There are known two scanning patterns used to reproduce a visual representation of an image. The first scanning pattern is known as "interlaced" scanning, and the second scanning pattern is known as "sequential" scanning. Sequential scanning is accomplished by increasing the downward rate of travel of the scanning electron beam so that every successive line is sent. An image on the picture tube screen is formed by moving the electron beam back and forth as it scans individual lines successively. The interlaced scanning is accomplished by increasing the downward rate of travel of the scanning electron beam so that every other line is sent, rather every successive line. When the bottom of the image is reached, the electron beam is sent back to the top of the image. Then, the lines that were skipped in the previous scanning are sent, the initial set of scanning lines is assumed to start at the upper left portion of the picture frame, and then every other line is scanned. The field produced is known as the "odd-line" field. When the "odd" field is completed, the beam retraces rapidly to the upper middle portion of the picture frame. From the upper middle portion of the picture frame, the "even-line" field is developed by scanning even set of scanning lines. Interlaced scanning was developed to increase the number of scanning lines as much as possible in order to reduce undesirable flick in the picture and yet remain within the limited frequency band available for transmission.

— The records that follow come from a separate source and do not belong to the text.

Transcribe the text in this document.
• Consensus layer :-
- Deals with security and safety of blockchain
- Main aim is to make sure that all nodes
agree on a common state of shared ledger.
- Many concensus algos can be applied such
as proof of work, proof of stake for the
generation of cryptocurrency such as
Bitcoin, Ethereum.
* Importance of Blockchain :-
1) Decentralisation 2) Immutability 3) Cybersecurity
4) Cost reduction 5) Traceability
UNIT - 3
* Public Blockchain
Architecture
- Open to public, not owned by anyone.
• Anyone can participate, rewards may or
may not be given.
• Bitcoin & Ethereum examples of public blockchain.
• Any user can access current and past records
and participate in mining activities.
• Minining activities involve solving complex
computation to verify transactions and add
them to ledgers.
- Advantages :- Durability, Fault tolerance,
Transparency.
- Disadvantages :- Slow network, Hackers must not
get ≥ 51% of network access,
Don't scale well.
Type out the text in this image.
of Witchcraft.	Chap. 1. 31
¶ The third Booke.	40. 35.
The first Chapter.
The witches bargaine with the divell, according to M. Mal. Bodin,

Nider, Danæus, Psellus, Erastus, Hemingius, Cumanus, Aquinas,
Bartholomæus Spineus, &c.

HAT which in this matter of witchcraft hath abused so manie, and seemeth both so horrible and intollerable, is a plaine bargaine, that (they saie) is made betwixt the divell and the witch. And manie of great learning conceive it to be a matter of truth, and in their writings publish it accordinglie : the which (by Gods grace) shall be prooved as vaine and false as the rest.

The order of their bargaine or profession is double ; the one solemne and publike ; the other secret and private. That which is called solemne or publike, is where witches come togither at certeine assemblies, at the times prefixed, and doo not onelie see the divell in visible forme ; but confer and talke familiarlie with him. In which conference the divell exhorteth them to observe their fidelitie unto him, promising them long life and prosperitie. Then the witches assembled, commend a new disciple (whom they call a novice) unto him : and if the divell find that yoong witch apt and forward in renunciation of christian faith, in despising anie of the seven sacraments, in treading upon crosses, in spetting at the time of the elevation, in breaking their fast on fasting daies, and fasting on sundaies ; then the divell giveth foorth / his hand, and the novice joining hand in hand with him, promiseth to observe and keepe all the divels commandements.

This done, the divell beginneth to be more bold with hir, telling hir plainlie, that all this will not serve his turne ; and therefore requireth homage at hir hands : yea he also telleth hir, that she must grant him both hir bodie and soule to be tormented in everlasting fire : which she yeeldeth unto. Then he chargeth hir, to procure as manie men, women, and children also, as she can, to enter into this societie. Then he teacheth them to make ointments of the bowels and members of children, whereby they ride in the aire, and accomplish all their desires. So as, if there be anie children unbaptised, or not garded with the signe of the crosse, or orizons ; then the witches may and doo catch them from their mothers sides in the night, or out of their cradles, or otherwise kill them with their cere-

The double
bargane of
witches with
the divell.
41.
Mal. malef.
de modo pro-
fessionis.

As large screen CRT displays have become more common, however, visual characteristics such as flicker and blur of a picture have become more noticeable. A number of high quality picture display systems has been developed in an effort to improve the vertical resolution of a picture through the use of sequential line scanning without the need for the improvement or change of existing systems. Many picture display systems such as disclosed in U.S. Pat. No. 5,444,494 for Video Signal System Converting Circuit For Processing Video Signal Having Interlaced Scanning Lines To Produce Video Signal Having Sequential Scanning Lines issued to Yomamoto et al., U.S. Pat. No. 5,049,994 for System For Converting Interlaced Video Signals To Sequential Video Signals issued to Nakamura, U.S. Pat. No. 4,602,273 for Interpolated Progressive-Scan Television Displa With Line-Crawl Artifact Filtration issued to Carlson, and U.S. Pat. No. 4,524,379 for Double Scanning Non-Interlace Television Receiver With Vertical Aperture Correction Circuit issued to Okada et al., have endeavored to improve the picture quality by converting an interlaced scaning video signal into a sequential scanning video signal. However, many display systems still reproduce jagged images on screen primarily because of the reduction of the vertical resolution. As a result, further improvements can still be made.